New neighbor’s slight says ‘I loathe the ’80s’
Cheryl O'Donovan
Updated: July 13, 2012 6:08PM
After the weekly garbage pickup, as I brought in the recyclable bins from the edge of our drive, I glanced over at the vacant house next door. Young men were unloading furniture from a white van.
Great, wonderful to have neighbors again, I thought.
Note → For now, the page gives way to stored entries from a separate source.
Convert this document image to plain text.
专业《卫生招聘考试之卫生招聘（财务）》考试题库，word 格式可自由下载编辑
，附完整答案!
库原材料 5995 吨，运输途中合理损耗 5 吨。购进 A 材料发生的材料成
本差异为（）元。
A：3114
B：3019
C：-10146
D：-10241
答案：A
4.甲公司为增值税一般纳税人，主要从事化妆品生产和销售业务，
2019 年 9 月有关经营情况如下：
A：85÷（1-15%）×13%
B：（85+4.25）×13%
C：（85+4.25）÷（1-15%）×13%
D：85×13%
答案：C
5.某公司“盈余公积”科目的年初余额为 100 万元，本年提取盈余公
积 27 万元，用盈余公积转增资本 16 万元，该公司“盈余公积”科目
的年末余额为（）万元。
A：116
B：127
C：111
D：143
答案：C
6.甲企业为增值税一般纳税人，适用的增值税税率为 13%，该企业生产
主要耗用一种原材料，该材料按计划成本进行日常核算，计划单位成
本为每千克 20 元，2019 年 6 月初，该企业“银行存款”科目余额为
A young woman stepped out onto the porch, slim in shorts and a pink tube top, motioning the men inside.
Waving, attempting a friendly greeting, I then stopped. She was ignoring me.
Perhaps I am imagining
things, but it seems there is a youth snobbery today, where younger people will not associate with old fogies because they fear an instant aging contagion. Sometimes I long to brush against a sneering 20-something’s arm, and chide, “Gotcha! Geezer cooties!”
Our culture’s nutty youth fixation started with the Baby Boom and has worsened with every subsequent Pepsi generation. When I was a teenager, I looked up to my folks and enjoyed their music, TV and movies. Frank Sinatra, Dean Martin, James Garner and Audrey Hepburn were cool.
Now younger folks ridicule 1980s music and trends on VH1’s “I Love the 80’s” and everything we liked, as though the 1990s and 2000s ushered in a pinnacle of sophistication with Adam Sandler and “Jersey Shore.”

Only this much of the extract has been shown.